For dinner, despite what else I might have, I usually first eat a large bowl of dark org. greens drizzled with orange flav. olive oil, white balsamic vinegar, org. sesame seeds, and 2-5 nuts (depending on the kind of nut).
Don't get me wrong. There are some tasty salads. I'm just kind of over the kind with the dozen ingredients and all that chopping. I just tear-up a bunch of org. greens, drizzle the oil & vinegar, and toss a few nuts/seeds on top. Boom! Done in 3 minutes.

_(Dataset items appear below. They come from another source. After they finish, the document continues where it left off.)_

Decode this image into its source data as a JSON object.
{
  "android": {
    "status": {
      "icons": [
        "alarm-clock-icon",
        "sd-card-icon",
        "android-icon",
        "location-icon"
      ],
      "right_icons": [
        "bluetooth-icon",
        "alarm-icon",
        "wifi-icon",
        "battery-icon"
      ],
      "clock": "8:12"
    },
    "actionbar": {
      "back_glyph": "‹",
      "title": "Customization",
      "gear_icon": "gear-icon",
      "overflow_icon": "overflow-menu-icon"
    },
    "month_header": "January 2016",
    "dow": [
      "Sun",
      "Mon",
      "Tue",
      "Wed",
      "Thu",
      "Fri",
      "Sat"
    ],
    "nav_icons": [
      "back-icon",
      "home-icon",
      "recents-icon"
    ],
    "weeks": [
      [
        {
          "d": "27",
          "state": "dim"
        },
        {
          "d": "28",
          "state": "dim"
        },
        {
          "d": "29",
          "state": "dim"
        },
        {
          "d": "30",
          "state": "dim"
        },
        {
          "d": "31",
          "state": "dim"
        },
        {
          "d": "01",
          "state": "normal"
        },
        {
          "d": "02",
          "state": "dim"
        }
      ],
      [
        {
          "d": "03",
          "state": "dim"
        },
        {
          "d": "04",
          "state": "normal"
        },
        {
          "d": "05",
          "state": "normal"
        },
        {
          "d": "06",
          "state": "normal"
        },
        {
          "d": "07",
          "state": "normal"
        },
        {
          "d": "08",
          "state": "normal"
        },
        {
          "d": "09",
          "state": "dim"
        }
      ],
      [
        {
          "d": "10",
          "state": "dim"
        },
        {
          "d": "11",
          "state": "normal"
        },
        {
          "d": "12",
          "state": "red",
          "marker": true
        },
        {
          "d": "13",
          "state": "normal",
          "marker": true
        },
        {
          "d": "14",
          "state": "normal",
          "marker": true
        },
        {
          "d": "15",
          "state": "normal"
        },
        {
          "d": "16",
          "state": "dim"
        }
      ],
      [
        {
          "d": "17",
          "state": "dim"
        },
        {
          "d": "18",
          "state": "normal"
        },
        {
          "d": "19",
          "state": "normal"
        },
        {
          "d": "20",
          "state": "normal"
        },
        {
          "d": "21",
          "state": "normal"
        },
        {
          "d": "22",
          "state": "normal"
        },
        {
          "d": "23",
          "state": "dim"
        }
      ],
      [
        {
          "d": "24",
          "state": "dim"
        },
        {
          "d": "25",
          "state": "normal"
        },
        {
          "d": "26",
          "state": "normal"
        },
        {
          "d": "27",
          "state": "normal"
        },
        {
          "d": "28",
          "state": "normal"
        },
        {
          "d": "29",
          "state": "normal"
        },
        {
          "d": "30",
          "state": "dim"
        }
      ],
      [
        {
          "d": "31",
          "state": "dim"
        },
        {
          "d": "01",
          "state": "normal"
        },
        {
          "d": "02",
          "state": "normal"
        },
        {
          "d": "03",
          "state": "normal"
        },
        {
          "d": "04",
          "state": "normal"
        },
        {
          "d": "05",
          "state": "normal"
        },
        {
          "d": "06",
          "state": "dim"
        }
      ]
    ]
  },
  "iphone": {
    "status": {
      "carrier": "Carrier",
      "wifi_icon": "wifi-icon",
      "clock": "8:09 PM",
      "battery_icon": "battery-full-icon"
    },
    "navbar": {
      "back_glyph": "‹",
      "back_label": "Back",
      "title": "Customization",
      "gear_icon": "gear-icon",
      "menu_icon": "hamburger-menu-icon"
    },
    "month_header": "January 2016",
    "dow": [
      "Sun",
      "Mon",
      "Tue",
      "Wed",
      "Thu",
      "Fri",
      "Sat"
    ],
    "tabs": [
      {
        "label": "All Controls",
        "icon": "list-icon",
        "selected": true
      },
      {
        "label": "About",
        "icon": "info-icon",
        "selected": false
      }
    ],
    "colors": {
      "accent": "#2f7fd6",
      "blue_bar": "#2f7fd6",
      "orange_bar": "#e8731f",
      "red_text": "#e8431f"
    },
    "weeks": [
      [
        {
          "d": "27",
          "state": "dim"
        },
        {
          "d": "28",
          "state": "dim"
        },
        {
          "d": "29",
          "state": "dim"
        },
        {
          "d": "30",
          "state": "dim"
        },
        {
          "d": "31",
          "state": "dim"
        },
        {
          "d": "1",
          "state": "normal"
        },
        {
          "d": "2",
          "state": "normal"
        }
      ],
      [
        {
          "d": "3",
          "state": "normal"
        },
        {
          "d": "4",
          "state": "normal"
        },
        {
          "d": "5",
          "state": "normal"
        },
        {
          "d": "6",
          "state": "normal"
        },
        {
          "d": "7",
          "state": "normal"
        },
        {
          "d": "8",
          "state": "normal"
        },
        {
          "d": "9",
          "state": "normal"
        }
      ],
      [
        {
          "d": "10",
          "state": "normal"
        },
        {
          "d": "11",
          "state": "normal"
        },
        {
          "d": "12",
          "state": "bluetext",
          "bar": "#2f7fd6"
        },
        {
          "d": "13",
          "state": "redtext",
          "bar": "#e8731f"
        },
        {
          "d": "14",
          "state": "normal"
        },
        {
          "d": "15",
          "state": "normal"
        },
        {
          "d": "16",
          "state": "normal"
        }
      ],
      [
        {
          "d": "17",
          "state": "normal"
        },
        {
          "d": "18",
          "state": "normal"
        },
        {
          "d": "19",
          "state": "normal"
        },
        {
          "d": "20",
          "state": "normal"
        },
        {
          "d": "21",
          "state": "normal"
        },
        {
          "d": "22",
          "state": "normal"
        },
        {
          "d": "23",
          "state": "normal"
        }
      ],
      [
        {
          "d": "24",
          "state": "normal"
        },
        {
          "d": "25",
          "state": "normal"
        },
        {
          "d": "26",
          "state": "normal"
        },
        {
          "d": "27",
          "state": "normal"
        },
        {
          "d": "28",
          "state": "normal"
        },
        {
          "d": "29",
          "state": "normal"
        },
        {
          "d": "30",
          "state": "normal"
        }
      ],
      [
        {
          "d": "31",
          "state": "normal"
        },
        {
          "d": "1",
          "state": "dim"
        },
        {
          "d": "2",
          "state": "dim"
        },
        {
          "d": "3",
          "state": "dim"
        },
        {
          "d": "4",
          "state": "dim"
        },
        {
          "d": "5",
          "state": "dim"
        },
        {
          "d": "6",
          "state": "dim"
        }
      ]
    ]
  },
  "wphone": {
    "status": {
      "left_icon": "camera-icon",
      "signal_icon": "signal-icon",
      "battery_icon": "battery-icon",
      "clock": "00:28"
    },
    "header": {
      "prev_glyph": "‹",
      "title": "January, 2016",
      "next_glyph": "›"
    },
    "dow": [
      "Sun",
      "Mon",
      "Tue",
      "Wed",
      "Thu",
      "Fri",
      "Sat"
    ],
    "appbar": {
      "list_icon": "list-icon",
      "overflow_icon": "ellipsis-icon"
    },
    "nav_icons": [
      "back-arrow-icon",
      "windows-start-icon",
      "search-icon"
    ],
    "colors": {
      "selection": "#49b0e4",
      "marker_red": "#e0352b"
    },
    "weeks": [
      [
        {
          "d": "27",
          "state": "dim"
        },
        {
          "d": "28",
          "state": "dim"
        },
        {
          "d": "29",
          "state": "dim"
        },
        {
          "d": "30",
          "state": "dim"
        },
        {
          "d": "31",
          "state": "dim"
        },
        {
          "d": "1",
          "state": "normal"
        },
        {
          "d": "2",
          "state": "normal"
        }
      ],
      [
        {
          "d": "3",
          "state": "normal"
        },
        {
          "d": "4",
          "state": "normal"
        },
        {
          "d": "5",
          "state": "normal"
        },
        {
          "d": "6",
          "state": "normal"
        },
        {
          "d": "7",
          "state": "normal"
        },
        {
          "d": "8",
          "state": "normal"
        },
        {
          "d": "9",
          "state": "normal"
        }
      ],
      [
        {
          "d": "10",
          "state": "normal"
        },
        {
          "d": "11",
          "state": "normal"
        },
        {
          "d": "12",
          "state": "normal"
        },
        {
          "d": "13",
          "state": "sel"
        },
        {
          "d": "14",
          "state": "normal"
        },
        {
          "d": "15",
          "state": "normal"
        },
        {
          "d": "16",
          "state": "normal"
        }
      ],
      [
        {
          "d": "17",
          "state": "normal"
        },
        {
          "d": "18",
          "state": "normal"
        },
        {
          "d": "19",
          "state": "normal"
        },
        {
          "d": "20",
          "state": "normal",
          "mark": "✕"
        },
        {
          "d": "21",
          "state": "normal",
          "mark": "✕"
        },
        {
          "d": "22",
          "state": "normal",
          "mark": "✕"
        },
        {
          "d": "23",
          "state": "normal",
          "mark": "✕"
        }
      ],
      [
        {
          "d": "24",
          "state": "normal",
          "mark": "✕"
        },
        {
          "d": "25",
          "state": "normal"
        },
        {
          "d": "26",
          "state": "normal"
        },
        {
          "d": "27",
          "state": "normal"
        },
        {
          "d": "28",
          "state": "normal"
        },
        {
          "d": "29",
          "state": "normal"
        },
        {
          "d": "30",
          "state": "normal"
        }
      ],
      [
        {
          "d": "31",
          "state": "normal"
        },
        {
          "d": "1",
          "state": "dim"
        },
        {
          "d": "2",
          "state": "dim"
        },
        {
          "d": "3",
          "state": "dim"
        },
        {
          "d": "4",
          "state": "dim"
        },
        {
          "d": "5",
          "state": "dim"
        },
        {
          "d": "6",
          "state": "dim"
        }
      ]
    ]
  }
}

My husband will tell you that the most common refrain coming from me, in terms of eating, is, "I just need to get something green in me!" So, when out on the town, or in foreign lands, that's my main dietary concern. :)
Maybe it's my many years of veganism behind me, LOL, but I feel like I could eat a lot of unhealthy stuff and kind of "undo" it, by also eating enough dark, leafy greens. That might be wishful thinking, but I'm really hooked on eating lots of greens. And that appears to be backed-up by science, in terms of disease prevention. Yes, I want the nuts, seeds, vegetables, and fruit, too, but I focus on greens, since the other things are more readily and easily incorporated into cooked dishes and snacks.
I don't know if any of that will help you, but I hope it, at least, gives you some ideas.